Diplomatie et économie : comment le Bénin relance les liens avec le Sahel

Un tournant diplomatique pour le Bénin et ses voisins sahéliens

Le président béninois Romuald Wadagni a récemment mené une série de visites officielles à Abuja (Nigeria), Niamey (Niger) et Ouagadougou (Burkina Faso), marquant un tournant dans la normalisation des relations entre ces pays. Cette dynamique s’inscrit dans un contexte marqué par des transitions politiques au Sahel et l’application des directives de la CEDEAO, nécessitant une relance urgente des échanges bilatéraux.
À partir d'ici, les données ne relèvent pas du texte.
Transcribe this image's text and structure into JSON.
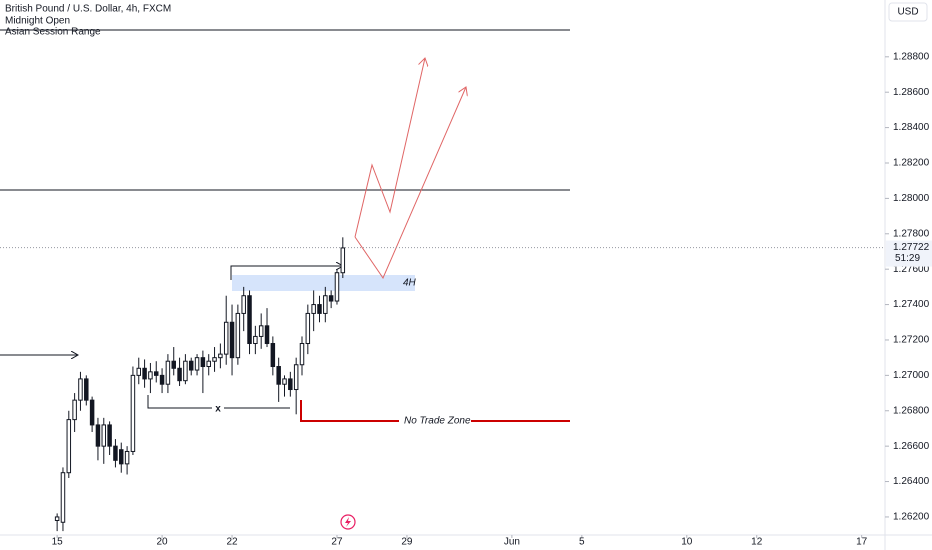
{
  "chart_data": {
    "type": "candlestick",
    "title": "British Pound / U.S. Dollar, 4h, FXCM",
    "indicators": [
      "Midnight Open",
      "Asian Session Range"
    ],
    "currency": "USD",
    "last_price": {
      "value": 1.27722,
      "label": "1.27722"
    },
    "countdown": "51:29",
    "annotations": {
      "zone": "4H",
      "no_trade": "No Trade Zone",
      "mark": "x"
    },
    "open": [
      1.2618,
      1.2617,
      1.2645,
      1.2675,
      1.2686,
      1.2698,
      1.2686,
      1.2672,
      1.266,
      1.2672,
      1.266,
      1.2658,
      1.265,
      1.2657,
      1.27,
      1.2704,
      1.2698,
      1.2702,
      1.27,
      1.2695,
      1.2708,
      1.2704,
      1.2697,
      1.2708,
      1.2703,
      1.271,
      1.2705,
      1.2708,
      1.271,
      1.2712,
      1.273,
      1.271,
      1.2735,
      1.2745,
      1.2718,
      1.2722,
      1.2728,
      1.2718,
      1.2705,
      1.2695,
      1.2698,
      1.2692,
      1.2706,
      1.2718,
      1.2735,
      1.274,
      1.2735,
      1.2745,
      1.2742,
      1.2758
    ],
    "high": [
      1.2622,
      1.2648,
      1.268,
      1.269,
      1.2702,
      1.27,
      1.2688,
      1.2676,
      1.2676,
      1.2674,
      1.2664,
      1.2662,
      1.266,
      1.2705,
      1.271,
      1.2709,
      1.2707,
      1.2708,
      1.2704,
      1.2712,
      1.2716,
      1.271,
      1.2712,
      1.271,
      1.2712,
      1.2714,
      1.2712,
      1.2716,
      1.2718,
      1.2745,
      1.274,
      1.274,
      1.275,
      1.2748,
      1.2728,
      1.2735,
      1.2738,
      1.2722,
      1.271,
      1.27,
      1.2702,
      1.271,
      1.2722,
      1.274,
      1.2748,
      1.2745,
      1.275,
      1.2748,
      1.276,
      1.2778
    ],
    "low": [
      1.2612,
      1.2612,
      1.2642,
      1.2668,
      1.268,
      1.2683,
      1.2668,
      1.2652,
      1.265,
      1.2655,
      1.2648,
      1.2645,
      1.2644,
      1.2655,
      1.2695,
      1.2693,
      1.269,
      1.2696,
      1.269,
      1.269,
      1.27,
      1.2694,
      1.2695,
      1.27,
      1.27,
      1.269,
      1.27,
      1.2702,
      1.2704,
      1.2706,
      1.27,
      1.2706,
      1.2725,
      1.2712,
      1.2712,
      1.2715,
      1.2716,
      1.27,
      1.2685,
      1.2688,
      1.2688,
      1.2678,
      1.27,
      1.2712,
      1.2725,
      1.273,
      1.273,
      1.2738,
      1.274,
      1.2755
    ],
    "close": [
      1.262,
      1.2645,
      1.2675,
      1.2686,
      1.2698,
      1.2686,
      1.2672,
      1.266,
      1.2672,
      1.266,
      1.2652,
      1.265,
      1.2657,
      1.27,
      1.2704,
      1.2698,
      1.2702,
      1.27,
      1.2695,
      1.2708,
      1.2704,
      1.2697,
      1.2708,
      1.2703,
      1.271,
      1.2705,
      1.2708,
      1.271,
      1.2712,
      1.273,
      1.271,
      1.2735,
      1.2745,
      1.2718,
      1.2722,
      1.2728,
      1.2718,
      1.2705,
      1.2695,
      1.2698,
      1.2692,
      1.2706,
      1.2718,
      1.2735,
      1.274,
      1.2735,
      1.2745,
      1.2742,
      1.2758,
      1.2772
    ],
    "up_color": "#ffffff",
    "down_color": "#131722",
    "ylim": [
      1.26098,
      1.29121
    ],
    "yticks": [
      {
        "value": 1.262,
        "label": "1.26200"
      },
      {
        "value": 1.264,
        "label": "1.26400"
      },
      {
        "value": 1.266,
        "label": "1.26600"
      },
      {
        "value": 1.268,
        "label": "1.26800"
      },
      {
        "value": 1.27,
        "label": "1.27000"
      },
      {
        "value": 1.272,
        "label": "1.27200"
      },
      {
        "value": 1.274,
        "label": "1.27400"
      },
      {
        "value": 1.276,
        "label": "1.27600"
      },
      {
        "value": 1.278,
        "label": "1.27800"
      },
      {
        "value": 1.28,
        "label": "1.28000"
      },
      {
        "value": 1.282,
        "label": "1.28200"
      },
      {
        "value": 1.284,
        "label": "1.28400"
      },
      {
        "value": 1.286,
        "label": "1.28600"
      },
      {
        "value": 1.288,
        "label": "1.28800"
      }
    ],
    "xlim": [
      -9.8,
      142
    ],
    "xticks": [
      {
        "value": 0,
        "label": "15"
      },
      {
        "value": 18,
        "label": "20"
      },
      {
        "value": 30,
        "label": "22"
      },
      {
        "value": 48,
        "label": "27"
      },
      {
        "value": 60,
        "label": "29"
      },
      {
        "value": 78,
        "label": "Jun"
      },
      {
        "value": 90,
        "label": "5"
      },
      {
        "value": 108,
        "label": "10"
      },
      {
        "value": 120,
        "label": "12"
      },
      {
        "value": 138,
        "label": "17"
      }
    ]
  }
}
L’économie, moteur d’une coopération régionale renforcée

Les économies du Bénin, du Niger et du Burkina Faso sont profondément interconnectées. Pour les deux pays enclavés, l’accès aux marchés internationaux dépend largement des infrastructures béninoises, notamment le corridor Cotonou-Niamey et les liaisons vers Ouagadougou. Le Port Autonome de Cotonou joue un rôle central dans ce réseau, tandis que le pipeline Agadem-Sèmè-Kpodji lie directement les économies béninoise et nigérienne.

Un accord récent prévoit la création d’un comité d’experts chargé, sous 15 jours, d’identifier les obstacles à la libre circulation. Cette initiative souligne l’importance de préserver les intérêts économiques partagés, essentiels à la fluidité des échanges dans la région.

Sécurité transfrontalière : une priorité partagée au Parc W

La lutte contre les groupes armés et le banditisme transfrontalier exige une coordination accrue. Le Parc W, zone stratégique partagée par le Bénin, le Niger et le Burkina Faso, est au cœur de cette coopération sécuritaire. Les échanges d’informations, les patrouilles coordonnées et le partage de renseignements géographiques sont désormais au centre des discussions entre les trois pays.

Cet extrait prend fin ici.